2019-04-23-hrexaminer-article-Why-are-Some-Leaders-more-Committed-to-Diversity-than-Others-Dr-Tomas-Chamorro-Premuzic-photo-img-cc0-via-pexels-1799901-by-Steve-Johnson-544x314px.jpg

Dr. Tomas Chamorro-Premuzic draws from a variety of psychological studies to highlight three factors that show why certain leaders are more effective and committed to diversity.


In the past decade, organizations have shown unprecedented interest in understanding how to manage diverse workforces, including the issue of attracting, integrating, and nurturing talent from minority or socially disadvantaged groups (demographic diversity), as well as people who feel, think, and act differently (cognitive diversity). Although even among Fortune 500 firms, who are much more committed to diversity than smaller, private firms, few report comprehensive data on their diversity composition, and estimates indicate that only 20% of them have a formal Chief Diversity Officer, there is clearly an upwards trend for a growing number of firms to put in place formal roles and processes to boost and manage diversity.

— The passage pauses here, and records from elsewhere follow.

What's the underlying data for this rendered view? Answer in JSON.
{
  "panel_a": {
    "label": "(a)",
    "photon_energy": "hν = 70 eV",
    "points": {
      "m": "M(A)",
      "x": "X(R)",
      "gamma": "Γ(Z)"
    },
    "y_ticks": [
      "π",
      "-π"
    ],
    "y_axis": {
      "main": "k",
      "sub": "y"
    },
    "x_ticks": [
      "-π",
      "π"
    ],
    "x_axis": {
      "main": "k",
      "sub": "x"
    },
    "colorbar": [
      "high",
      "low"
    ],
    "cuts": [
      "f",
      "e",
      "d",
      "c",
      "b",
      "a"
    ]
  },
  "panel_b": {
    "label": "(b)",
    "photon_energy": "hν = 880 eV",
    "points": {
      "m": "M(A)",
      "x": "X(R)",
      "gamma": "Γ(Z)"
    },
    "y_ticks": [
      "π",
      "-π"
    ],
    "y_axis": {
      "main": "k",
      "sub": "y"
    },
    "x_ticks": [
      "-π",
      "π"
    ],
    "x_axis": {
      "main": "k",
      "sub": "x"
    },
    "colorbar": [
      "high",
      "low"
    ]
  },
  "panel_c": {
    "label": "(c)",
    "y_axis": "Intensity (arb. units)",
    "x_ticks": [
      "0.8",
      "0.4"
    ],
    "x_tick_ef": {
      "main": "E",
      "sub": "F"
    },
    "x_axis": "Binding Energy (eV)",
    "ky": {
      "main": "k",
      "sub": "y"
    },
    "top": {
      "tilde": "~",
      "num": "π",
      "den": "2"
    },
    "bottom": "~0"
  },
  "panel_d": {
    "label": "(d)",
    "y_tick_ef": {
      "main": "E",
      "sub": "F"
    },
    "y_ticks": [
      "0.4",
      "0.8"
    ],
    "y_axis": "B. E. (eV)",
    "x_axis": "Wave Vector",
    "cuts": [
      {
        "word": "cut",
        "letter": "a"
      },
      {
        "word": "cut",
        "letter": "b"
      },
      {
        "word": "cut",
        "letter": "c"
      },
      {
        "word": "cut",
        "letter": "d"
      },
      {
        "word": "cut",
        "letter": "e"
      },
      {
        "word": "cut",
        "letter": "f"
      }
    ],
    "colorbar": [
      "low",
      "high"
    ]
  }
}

An obvious yet largely unaddressed question concerns why certain leaders are more likely to be effective at – and seriously committed to – leveraging diversity. Based on different psychological studies, here are three key factors that should be taken into account:   

  • Personality: One of the best predictors of whether bosses will value diversity or not is their personality. For example, studies have shown that people are much more prone to tolerating human diversity when they score highly on Openness to New Experiences and Agreeableness, two of the major character dimensions on which people differ. This is in line with large-scale studies showing that Openness is linked to higher levels of curiosity, tolerance for ambiguity, and a lower need for closure.
    photo of Dr. Tomas Chamorro-Premuzic

    Dr. Tomas Chamorro-Premuzic, HR Examiner Editorial Advisory Board Contributor

    Open leaders are better equipped at managing complexity and are intellectually predisposed towards seeing things in different ways. They are also more likely to think independently and detest authoritarianism. As for Agreeableness, it is generally associated with more altruistic, empathic, and prosocial attitudes. Agreeable leaders are less self-centered and more interested in helping others, particularly if they are disadvantaged. In short, if organizations want leaders who genuinely care about diversity, they can begin by hiring leaders who are curious and caring. Note that leaders play a major role in shaping the culture of their organizations, not just through their formal business decisions, but also through what they say and do. Indeed, leaders are a major source of employee engagement (or disengagement), and the culture of any organization – or nation – can be interpreted as the residual product of the values and personality of its past leaders. These psychological dynamics explain why UBER may have decided to replace their polemical founder Travis Kalanick with the more agreeable and empathetic Dara Khosrowshahi: to change not just the company image, but also the culture.
  • Culture: Relatedly, leaders will be much more committed to diversity if they are themselves part of an inclusive culture. That is, regardless of the leaders’ values and personality, they will be more prone to ethical and tolerant behaviors – and less prone to unethical and selfish behaviors – if their environments impose higher moral standards on them. This is because behavior is always a function of both the person and the context. Some people are more altruistic than others, yes, but the same person will behave in more altruistic ways if they are part of an altruistic culture. An organization’s culture refers to the formal and informal rules that govern the interactions between its members – or broadly, “how we do things around here.” Organizations that managed to create cultures of respect will not only nudge their leaders to nurture diversity and inclusivity, but they will also have low tolerance with those who threaten it. Indeed, as scientific studies have shown, “bad apples” are much more common in “bad barrels.” Toxic cultures are like contaminated ecosystems in which parasitic leaders thrive and reproduce, much like bacteria does in polluted environments. Yes, change can happen “bottom-up” but in order to sanitize and sterilize corrupt and toxic cultures organizations need “top-down” change, and its starts with leadership (back to point 1).
  • Competence: As I argue in my latest book (and this related Ted talk), the benefits of group-level diversity can only be leveraged if you have competent leaders. If most leaders hire people like themselves, and if they prefer to manage teams with people who are rather homogeneous, that’s because the alternative is a lot more challenging. In line, it takes a truly competent leader to be pro-diversity and create in their teams a culture that embraces people with different values, styles, and backgrounds. Unsurprisingly, research suggests that leaders with higher levels of intelligence will tend to be less prejudiced. And it’s not just IQ: EQ will also help leaders connect with their team members and manage people who are cognitively diverse.

In short, regardless of the formal title or role leaders have, they will be more likely to nurture and boost diversity in their teams and in their organizations if they are curious, altruistic, smart, and emotionally intelligent – and if they work in environments or cultures that are genuinely committed to creating an inclusive and pro-social work environment where everyone feels accepted and valued.